Oct 12 16:37:52 carbon dhcpd: DHCPDISCOVER from c8:1f:66:bf:7f:ea via 10.64.32.2
Oct 12 16:37:52 carbon dhcpd: DHCPOFFER on 10.64.32.154 to c8:1f:66:bf:7f:ea via 10.64.32.2
Oct 12 16:37:52 carbon dhcpd: DHCPDISCOVER from c8:1f:66:bf:7f:ea via 10.64.32.3
Oct 12 16:37:52 carbon dhcpd: DHCPOFFER on 10.64.32.154 to c8:1f:66:bf:7f:ea via 10.64.32.3
Oct 12 16:43:10 carbon dhcpd: DHCPDISCOVER from c8:1f:66:bf:7f:ea via 10.64.32.2
Oct 12 16:43:10 carbon dhcpd: DHCPOFFER on 10.64.32.154 to c8:1f:66:bf:7f:ea via 10.64.32.2
Oct 12 16:43:10 carbon dhcpd: DHCPDISCOVER from c8:1f:66:bf:7f:ea via 10.64.32.3
Oct 12 16:43:10 carbon dhcpd: DHCPOFFER on 10.64.32.154 to c8:1f:66:bf:7f:ea via 10.64.32.3
I had a look at this. This is not network related. carbon answers as it should, the routers relay the DHCP packets as they should. AFAICT it's the motherboard that fails to acknowledge the receipt of the DHCP packets or the receipt of some TFTP packets.
Change 317550 had a related patch set uploaded (by Filippo Giunchedi):
base: send syslog only to codfw to reimage lithium
Change 317550 merged by Filippo Giunchedi:
base: send syslog only to codfw to reimage lithium
Change 317566 had a related patch set uploaded (by Filippo Giunchedi):
Revert "base: send syslog only to codfw to reimage lithium"

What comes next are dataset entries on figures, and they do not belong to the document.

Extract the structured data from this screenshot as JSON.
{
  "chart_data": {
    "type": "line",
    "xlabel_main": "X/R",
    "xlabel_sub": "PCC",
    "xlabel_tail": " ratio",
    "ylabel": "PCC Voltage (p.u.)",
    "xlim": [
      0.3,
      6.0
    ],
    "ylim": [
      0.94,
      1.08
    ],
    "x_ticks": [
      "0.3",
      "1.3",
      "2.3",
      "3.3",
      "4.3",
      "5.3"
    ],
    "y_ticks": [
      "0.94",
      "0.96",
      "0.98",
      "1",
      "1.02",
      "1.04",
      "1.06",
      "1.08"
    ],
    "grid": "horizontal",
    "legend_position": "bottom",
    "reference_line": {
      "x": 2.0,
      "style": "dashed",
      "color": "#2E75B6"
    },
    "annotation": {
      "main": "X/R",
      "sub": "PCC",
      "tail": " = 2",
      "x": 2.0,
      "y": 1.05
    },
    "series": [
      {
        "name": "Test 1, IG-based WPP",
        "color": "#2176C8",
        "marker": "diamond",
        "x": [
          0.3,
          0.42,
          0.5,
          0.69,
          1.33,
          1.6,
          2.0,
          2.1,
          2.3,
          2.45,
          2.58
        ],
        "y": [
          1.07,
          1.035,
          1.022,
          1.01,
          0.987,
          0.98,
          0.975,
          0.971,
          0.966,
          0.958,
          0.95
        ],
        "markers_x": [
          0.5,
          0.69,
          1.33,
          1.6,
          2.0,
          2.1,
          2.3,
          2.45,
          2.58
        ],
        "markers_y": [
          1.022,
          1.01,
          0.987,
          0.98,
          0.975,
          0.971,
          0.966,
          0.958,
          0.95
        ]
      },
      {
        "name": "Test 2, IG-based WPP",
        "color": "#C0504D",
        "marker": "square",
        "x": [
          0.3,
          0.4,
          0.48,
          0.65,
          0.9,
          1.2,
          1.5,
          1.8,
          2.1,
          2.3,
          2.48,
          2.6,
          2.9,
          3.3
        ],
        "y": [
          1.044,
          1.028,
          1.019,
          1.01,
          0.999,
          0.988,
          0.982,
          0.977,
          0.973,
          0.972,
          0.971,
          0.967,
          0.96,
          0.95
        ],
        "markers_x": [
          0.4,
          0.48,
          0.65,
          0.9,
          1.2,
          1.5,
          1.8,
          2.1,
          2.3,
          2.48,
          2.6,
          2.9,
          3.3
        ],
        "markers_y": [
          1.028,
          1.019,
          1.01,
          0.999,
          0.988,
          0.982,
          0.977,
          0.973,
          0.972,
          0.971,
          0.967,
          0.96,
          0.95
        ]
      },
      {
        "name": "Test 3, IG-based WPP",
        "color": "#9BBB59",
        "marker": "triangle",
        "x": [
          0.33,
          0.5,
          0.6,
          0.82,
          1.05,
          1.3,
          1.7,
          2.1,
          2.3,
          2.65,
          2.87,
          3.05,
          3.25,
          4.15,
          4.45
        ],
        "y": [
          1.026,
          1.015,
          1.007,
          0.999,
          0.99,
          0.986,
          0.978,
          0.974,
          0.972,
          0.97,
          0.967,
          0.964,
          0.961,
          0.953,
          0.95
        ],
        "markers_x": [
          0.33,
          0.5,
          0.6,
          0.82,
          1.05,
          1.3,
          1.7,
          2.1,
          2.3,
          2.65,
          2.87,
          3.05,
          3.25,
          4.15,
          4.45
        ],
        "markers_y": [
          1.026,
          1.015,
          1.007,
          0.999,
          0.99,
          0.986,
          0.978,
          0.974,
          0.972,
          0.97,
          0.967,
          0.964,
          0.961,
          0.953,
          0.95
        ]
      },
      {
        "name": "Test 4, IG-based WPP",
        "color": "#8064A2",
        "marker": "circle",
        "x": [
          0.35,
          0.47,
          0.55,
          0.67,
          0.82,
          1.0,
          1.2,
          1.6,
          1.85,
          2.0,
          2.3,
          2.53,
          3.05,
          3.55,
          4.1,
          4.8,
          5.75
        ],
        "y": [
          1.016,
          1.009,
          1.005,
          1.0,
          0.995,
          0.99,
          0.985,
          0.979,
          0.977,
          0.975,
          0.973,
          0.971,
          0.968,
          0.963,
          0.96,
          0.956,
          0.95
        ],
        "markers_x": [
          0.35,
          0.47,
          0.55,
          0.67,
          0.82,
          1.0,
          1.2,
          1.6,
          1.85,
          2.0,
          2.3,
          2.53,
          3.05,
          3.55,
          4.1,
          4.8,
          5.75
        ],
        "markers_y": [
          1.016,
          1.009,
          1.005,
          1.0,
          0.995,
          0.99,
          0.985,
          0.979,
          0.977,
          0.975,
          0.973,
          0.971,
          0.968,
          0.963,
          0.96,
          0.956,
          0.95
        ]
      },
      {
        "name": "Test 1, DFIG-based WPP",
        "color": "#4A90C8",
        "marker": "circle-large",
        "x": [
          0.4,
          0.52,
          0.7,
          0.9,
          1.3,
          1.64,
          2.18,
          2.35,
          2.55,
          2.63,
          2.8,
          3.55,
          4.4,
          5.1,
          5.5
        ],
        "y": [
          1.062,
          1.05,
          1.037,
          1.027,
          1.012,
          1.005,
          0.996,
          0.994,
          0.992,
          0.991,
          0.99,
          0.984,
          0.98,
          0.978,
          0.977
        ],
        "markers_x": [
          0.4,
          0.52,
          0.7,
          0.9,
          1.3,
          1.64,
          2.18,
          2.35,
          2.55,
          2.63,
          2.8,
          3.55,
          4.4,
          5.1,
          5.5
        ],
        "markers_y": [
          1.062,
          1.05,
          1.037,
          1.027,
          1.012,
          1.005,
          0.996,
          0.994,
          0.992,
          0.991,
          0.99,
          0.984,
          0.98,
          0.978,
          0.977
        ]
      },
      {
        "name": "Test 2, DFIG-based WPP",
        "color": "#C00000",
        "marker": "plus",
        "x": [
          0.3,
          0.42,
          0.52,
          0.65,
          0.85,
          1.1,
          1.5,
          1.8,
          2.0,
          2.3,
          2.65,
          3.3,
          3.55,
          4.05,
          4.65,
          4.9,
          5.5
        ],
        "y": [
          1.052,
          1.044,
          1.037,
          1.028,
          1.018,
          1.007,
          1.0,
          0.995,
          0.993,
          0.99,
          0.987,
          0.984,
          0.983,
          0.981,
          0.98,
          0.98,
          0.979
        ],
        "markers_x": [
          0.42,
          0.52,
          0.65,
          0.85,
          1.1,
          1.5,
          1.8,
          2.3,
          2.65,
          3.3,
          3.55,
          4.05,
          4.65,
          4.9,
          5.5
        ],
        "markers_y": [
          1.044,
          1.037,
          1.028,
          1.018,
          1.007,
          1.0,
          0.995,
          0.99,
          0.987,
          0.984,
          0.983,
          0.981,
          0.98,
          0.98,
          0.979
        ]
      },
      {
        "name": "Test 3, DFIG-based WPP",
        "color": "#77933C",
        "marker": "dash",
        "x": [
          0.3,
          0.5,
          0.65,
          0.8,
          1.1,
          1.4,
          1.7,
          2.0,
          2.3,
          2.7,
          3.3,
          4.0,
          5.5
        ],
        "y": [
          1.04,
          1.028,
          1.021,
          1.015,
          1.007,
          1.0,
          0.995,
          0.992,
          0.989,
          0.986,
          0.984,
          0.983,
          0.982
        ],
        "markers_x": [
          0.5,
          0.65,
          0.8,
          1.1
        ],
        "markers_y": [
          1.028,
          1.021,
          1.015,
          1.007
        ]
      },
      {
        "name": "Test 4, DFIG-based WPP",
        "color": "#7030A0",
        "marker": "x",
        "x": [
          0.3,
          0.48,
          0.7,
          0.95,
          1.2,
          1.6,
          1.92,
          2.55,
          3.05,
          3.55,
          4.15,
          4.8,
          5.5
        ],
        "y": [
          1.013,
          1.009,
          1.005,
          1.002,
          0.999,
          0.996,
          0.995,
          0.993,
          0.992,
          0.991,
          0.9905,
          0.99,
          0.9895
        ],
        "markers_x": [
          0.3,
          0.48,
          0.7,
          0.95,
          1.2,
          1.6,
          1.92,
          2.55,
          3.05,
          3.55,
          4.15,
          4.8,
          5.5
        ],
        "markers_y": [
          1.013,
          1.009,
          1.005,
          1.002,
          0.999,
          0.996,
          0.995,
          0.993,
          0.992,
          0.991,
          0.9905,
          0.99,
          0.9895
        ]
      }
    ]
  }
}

Change 317566 merged by Filippo Giunchedi:
Revert "base: send syslog only to codfw to reimage lithium"
as pointed out by @faidon the problem with pxe failing is that lithium was hammered with udp packets from the fleet. After removing lithium as syslog target the install went fine.
Lithium is back in service with 4TB disks, resolving.